All that's fine, I guess. But you're ignoring the actual problem. We don't have a problem diagnosing and prioritizing health care needs. We have a problem with paying for them.
I didn't mention the availability of medical records. I was referring to the fact that doctors aren't accountants. They aren't actuaries. That have no training or expertise in managing an insurance company.
It just seems like you want to pretend the financial side of this problem will just go away if we make it "free". But of course it's not free - we're just paying for it differently.
The financial side of the problem is inseparable from healthcare delivery. For example.
25% of all medical costs is administrative costs and most of the administrative cost is billing. In one large hospitals with 900 beds, there are 1300 billing clerks. Most hospitals have more people doing billing than serving patients. The reason for this is the complexity of rules used by multiple payers. In addition to Medicare, Medicaid, VA, Social Security, you have over 300 health insurance companies with dozens of policies all having different rates, different converges, different contractual discounts on over 10,000 billing codes. Add into the mix causality insurance companies that pay only certain procedures associated with an accident and supplemental insurance plans that pay percentages or balances after primary insurance payment and you have huge, costly, complex payment system.
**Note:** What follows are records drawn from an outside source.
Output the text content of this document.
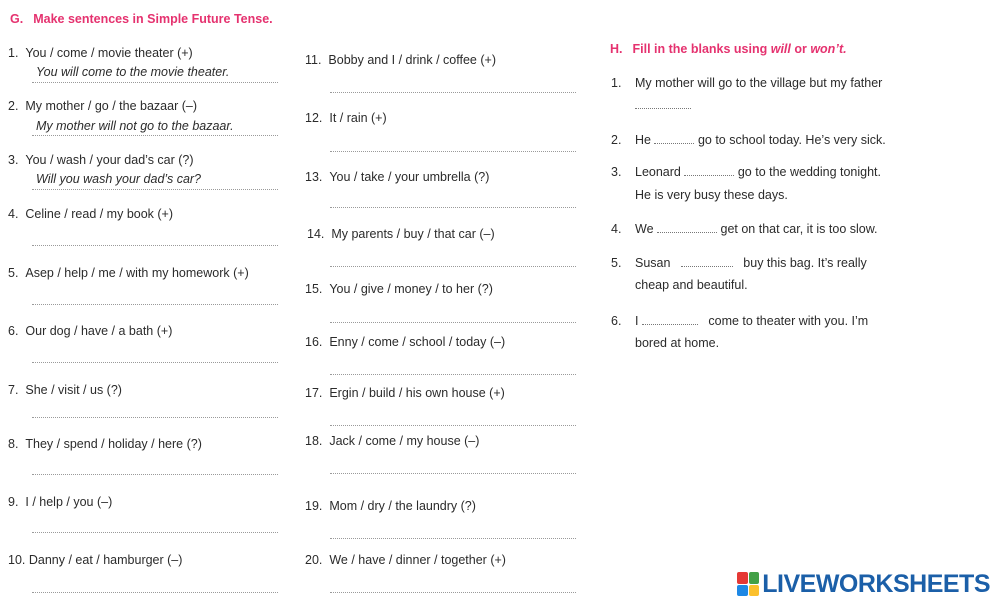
G. Make sentences in Simple Future Tense.
1. You / come / movie theater (+)
You will come to the movie theater.
2. My mother / go / the bazaar (–)
My mother will not go to the bazaar.
3. You / wash / your dad’s car (?)
Will you wash your dad’s car?
4. Celine / read / my book (+)
5. Asep / help / me / with my homework (+)
6. Our dog / have / a bath (+)
7. She / visit / us (?)
8. They / spend / holiday / here (?)
9. I / help / you (–)
10. Danny / eat / hamburger (–)
11. Bobby and I / drink / coffee (+)
12. It / rain (+)
13. You / take / your umbrella (?)
14. My parents / buy / that car (–)
15. You / give / money / to her (?)
16. Enny / come / school / today (–)
17. Ergin / build / his own house (+)
18. Jack / come / my house (–)
19. Mom / dry / the laundry (?)
20. We / have / dinner / together (+)
H. Fill in the blanks using will or won’t.
1. My mother will go to the village but my father
2. He	go to school today. He’s very sick.
3. Leonard	go to the wedding tonight.
He is very busy these days.
4. We	get on that car, it is too slow.
5. Susan	buy this bag. It’s really
cheap and beautiful.
6. I	come to theater with you. I’m
bored at home.
LIVEWORKSHEETS
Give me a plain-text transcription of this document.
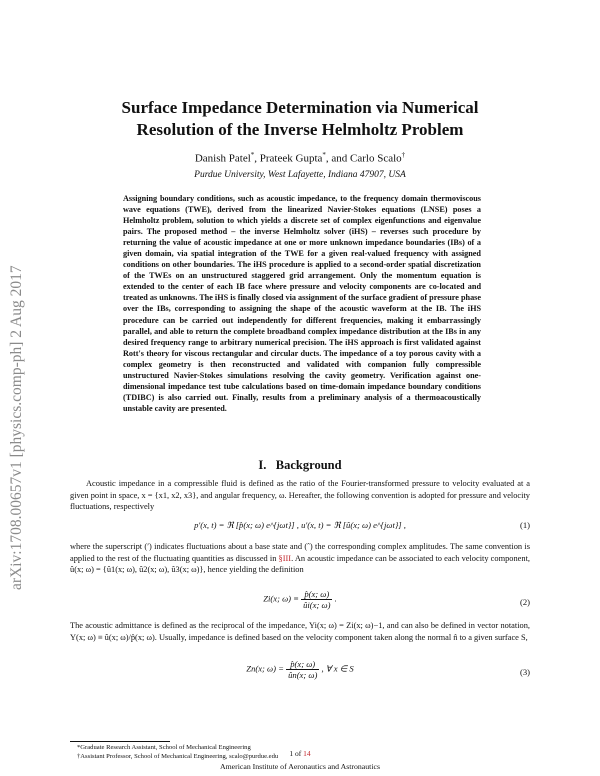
arXiv:1708.00657v1 [physics.comp-ph] 2 Aug 2017
Surface Impedance Determination via Numerical
Resolution of the Inverse Helmholtz Problem
Danish Patel*, Prateek Gupta*, and Carlo Scalo†
Purdue University, West Lafayette, Indiana 47907, USA

Assigning boundary conditions, such as acoustic impedance, to the frequency domain thermoviscous wave equations (TWE), derived from the linearized Navier-Stokes equations (LNSE) poses a Helmholtz problem, solution to which yields a discrete set of complex eigenfunctions and eigenvalue pairs. The proposed method – the inverse Helmholtz solver (iHS) – reverses such procedure by returning the value of acoustic impedance at one or more unknown impedance boundaries (IBs) of a given domain, via spatial integration of the TWE for a given real-valued frequency with assigned conditions on other boundaries. The iHS procedure is applied to a second-order spatial discretization of the TWEs on an unstructured staggered grid arrangement. Only the momentum equation is extended to the center of each IB face where pressure and velocity components are co-located and treated as unknowns. The iHS is finally closed via assignment of the surface gradient of pressure phase over the IBs, corresponding to assigning the shape of the acoustic waveform at the IB. The iHS procedure can be carried out independently for different frequencies, making it embarrassingly parallel, and able to return the complete broadband complex impedance distribution at the IBs in any desired frequency range to arbitrary numerical precision. The iHS approach is first validated against Rott's theory for viscous rectangular and circular ducts. The impedance of a toy porous cavity with a complex geometry is then reconstructed and validated with companion fully compressible unstructured Navier-Stokes simulations resolving the cavity geometry. Verification against one-dimensional impedance test tube calculations based on time-domain impedance boundary conditions (TDIBC) is also carried out. Finally, results from a preliminary analysis of a thermoacoustically unstable cavity are presented.

I. Background

Acoustic impedance in a compressible fluid is defined as the ratio of the Fourier-transformed pressure to velocity evaluated at a given point in space, x = {x1, x2, x3}, and angular frequency, ω. Hereafter, the following convention is adopted for pressure and velocity fluctuations, respectively

p′(x, t) = ℜ [p̂(x; ω) e^{jωt}] , u′(x, t) = ℜ [û(x; ω) e^{jωt}] ,	(1)

where the superscript (′) indicates fluctuations about a base state and (ˆ) the corresponding complex amplitudes. The same convention is applied to the rest of the fluctuating quantities as discussed in §III. An acoustic impedance can be associated to each velocity component, û(x; ω) = {û1(x; ω), û2(x; ω), û3(x; ω)}, hence yielding the definition

Zi(x; $\omega) \equiv \frac{p̂(x; \omega)}{ûi(x; \omega)}$ .	(2)

The acoustic admittance is defined as the reciprocal of the impedance, Yi(x; ω) = Zi(x; ω)−1, and can also be defined in vector notation, Y(x; ω) ≡ û(x; ω)/p̂(x; ω). Usually, impedance is defined based on the velocity component taken along the normal n̂ to a given surface S,

Zn(x; $\omega) = \frac{p̂(x; \omega)}{ûn(x; \omega)}$ , ∀ x ∈ S	(3)
*Graduate Research Assistant, School of Mechanical Engineering
†Assistant Professor, School of Mechanical Engineering, scalo@purdue.edu	1 of 14
American Institute of Aeronautics and Astronautics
One of the reason for moving to a single payer system will be to save big bucks in medical billing.
When congress pasted legislation that forbid Medicare, Medicaid, and the VA form bidding drugs, it added added 25 billion dollars a year to Americans healthcare bill.
Widely perceived as fierce guardians of health-care dollars, insurers, in most cases today, are not. Their reputation for saving healthcare dollars started in 70's with manage care and formation of networks. However by 2000, most insurance companies had ceased any real management of care do to patient deaths and lawsuits and state regulation which followed.
Insurance contracts with providers are closely guarded secrets because the rates they are paying is often higher than the Medicare reimbursement rates. Today insurance companies are middle men, who add cost to the system and just pass it on to subscribers.